And then in other studies with a low certainty there was no effect on kidney disease, skin reactions, loss of appetite, headaches, behaviour, or neurocognition.
The findings, a summary
Overall, when looking at human data from studies representative of normal intake and long enough to find an effect, basically no effect is seen on and health outcomes from the use of NSS. Where an effect is seen, the certainty of evidence is either low or very low indicating that it’s not clear that the difference was made by the substance or not. This is of course not proof that NSS are harmless, but it does raise the question “if they are harmful, why has this not been found in human trials using representative intakes?”
It is with that backdrop that we need to frame the conversation around Stevia, because it’s only with that framing that we can objectively answer the question implicit in the title of this blog. To be the healthiest sweetener, Stevia would either have to be directly beneficial or it would have to avoid the negative health outcomes associated with the other options, and given that there is no good evidence in human trials (as of 2019 at least) that the other options are harmful in literally any way, that leaves Stevia with a large hill to climb. Stevia cannot be the healthiest sweetener if it’s not beneficial on its own, and the other sweeteners don’t pose a health risk.
As yet, we were unable to find any studies showing a health benefit of Stevia, beyond that noted above for NSS in general – they can help people reduce their sugar intake, and so their calorie intake.
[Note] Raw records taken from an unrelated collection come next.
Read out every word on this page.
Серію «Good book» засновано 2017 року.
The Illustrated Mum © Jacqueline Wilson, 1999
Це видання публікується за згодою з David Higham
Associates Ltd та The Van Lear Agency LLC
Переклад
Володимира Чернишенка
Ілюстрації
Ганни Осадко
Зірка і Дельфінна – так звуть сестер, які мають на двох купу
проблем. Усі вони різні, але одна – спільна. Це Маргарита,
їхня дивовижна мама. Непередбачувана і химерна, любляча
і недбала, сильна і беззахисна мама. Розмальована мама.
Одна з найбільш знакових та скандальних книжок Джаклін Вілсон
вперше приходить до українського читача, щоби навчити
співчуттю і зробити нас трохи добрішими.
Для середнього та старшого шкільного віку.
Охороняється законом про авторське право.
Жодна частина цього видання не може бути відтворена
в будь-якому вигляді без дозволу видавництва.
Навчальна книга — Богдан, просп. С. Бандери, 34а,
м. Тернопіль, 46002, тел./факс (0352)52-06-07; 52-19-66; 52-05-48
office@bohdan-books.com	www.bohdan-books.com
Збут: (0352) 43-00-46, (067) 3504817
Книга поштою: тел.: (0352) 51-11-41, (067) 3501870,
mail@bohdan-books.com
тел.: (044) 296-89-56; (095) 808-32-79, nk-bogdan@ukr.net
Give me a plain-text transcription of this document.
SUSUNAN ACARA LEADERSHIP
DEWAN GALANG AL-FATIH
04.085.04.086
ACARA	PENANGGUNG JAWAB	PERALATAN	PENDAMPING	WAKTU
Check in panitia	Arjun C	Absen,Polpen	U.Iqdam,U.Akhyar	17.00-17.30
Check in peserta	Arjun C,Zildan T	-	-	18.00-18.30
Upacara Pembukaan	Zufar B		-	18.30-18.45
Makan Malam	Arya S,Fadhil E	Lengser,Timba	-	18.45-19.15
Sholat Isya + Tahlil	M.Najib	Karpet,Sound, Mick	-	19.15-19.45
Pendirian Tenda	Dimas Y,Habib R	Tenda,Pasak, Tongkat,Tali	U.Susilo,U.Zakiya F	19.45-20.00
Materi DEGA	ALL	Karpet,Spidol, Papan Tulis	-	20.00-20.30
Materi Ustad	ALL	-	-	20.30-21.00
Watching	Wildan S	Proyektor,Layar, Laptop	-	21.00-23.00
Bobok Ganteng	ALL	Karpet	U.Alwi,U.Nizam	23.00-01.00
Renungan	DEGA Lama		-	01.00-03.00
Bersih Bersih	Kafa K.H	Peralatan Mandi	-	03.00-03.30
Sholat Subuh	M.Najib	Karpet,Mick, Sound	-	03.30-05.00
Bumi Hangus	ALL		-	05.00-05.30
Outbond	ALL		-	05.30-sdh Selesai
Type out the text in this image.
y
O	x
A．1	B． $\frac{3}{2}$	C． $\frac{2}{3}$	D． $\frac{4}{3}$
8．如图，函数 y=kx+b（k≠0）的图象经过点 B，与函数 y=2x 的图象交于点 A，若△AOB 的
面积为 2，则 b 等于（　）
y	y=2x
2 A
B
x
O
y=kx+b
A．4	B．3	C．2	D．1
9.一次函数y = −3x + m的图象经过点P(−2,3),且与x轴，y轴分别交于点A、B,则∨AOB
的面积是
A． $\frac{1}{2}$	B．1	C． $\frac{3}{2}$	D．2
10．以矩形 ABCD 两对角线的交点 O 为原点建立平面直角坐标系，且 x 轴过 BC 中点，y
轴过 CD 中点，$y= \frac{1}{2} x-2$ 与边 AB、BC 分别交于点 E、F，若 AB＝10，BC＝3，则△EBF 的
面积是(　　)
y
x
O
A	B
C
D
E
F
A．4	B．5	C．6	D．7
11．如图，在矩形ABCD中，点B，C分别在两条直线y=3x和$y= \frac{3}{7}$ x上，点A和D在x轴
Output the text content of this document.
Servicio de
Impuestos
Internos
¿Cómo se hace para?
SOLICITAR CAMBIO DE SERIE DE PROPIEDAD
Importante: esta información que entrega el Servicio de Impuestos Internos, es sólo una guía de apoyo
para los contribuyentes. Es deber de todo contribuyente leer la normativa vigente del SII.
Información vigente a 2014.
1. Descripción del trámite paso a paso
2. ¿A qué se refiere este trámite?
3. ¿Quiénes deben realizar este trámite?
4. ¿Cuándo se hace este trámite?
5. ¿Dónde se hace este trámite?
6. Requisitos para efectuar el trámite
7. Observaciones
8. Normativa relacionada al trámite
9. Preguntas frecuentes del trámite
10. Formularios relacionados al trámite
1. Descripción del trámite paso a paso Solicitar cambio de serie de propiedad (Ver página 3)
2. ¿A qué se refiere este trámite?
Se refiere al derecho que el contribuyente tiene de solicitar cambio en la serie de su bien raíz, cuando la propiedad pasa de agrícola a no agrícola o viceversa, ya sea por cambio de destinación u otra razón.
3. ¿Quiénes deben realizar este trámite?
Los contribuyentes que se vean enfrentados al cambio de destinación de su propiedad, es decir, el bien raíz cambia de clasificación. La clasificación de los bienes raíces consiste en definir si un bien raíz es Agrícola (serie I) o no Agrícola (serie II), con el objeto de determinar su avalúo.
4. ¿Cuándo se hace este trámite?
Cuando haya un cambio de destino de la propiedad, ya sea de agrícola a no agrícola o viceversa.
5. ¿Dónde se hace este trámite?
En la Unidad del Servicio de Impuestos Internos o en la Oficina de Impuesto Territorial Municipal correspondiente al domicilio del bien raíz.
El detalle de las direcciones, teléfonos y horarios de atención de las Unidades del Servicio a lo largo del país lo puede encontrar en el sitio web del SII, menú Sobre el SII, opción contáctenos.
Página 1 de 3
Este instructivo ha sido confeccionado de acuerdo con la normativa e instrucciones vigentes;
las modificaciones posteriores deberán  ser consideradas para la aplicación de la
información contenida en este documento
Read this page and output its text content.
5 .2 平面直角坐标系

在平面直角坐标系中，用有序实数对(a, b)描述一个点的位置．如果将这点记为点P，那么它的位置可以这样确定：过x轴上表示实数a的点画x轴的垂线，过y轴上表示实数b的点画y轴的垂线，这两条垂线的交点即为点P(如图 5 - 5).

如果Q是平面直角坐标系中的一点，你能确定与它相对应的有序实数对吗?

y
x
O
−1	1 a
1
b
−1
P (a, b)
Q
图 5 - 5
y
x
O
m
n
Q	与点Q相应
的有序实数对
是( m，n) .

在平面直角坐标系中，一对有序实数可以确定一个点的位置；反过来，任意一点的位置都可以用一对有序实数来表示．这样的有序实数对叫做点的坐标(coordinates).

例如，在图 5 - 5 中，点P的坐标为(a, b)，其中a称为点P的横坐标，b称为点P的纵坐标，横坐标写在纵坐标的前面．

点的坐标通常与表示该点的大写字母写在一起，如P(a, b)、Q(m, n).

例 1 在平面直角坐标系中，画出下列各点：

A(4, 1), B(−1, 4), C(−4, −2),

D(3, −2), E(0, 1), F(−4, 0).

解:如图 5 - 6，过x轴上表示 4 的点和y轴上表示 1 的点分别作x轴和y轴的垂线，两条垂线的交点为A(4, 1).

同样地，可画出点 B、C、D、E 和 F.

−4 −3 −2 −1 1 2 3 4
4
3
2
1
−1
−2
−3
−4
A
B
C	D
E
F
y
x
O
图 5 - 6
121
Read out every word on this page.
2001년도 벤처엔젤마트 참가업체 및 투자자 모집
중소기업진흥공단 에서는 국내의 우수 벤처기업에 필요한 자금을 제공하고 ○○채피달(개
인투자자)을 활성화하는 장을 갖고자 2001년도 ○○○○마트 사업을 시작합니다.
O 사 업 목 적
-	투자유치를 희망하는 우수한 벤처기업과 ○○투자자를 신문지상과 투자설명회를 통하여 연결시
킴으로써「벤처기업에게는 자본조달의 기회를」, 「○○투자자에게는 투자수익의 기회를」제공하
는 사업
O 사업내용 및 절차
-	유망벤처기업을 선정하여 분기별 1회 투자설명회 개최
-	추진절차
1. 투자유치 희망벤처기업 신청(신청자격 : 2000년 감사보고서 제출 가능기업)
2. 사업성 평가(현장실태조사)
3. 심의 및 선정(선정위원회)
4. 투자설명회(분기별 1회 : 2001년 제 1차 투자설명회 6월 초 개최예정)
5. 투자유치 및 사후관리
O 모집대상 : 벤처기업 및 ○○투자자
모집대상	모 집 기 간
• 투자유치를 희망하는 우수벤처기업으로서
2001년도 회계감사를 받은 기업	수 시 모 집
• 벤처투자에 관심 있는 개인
As a final note in this section it’s important we discuss the effect of sweeteners on the gut microbiome, because that wasn’t addressed in the above. This is indeed one area of discussion that is very much worth having, though conclusive findings in any area have yet to be found. It’s also worth keeping in mind that an alteration in the gut microbiome isn’t necessarily a problem, though it may lead to one. If NNS have not been found to lead to weight gain, impairments in glucose tolerance or insulin sensitivity, headaches, cancer risk, and so on, whether any effects do or do not matter is a genuine question to ask. With that being said, a 2019 Review of Experimental Studies and Clinical Trials evaluating the effects of NNS on the gut microbiome (2) concluded the following:
“…The effects of sweeteners on gut microbiota have not been completely elucidated. Within NNSs, only saccharin and sucralose shift the populations of gut microbiota. The ingestion of saccharin by animals and humans showed alterations in metabolic pathways linked to glucose tolerance and dysbiosis in humans. However, more human studies are needed to clarify these preliminary observations. Within nutritive sweeteners, only stevia extracts may affect gut microbiota composition….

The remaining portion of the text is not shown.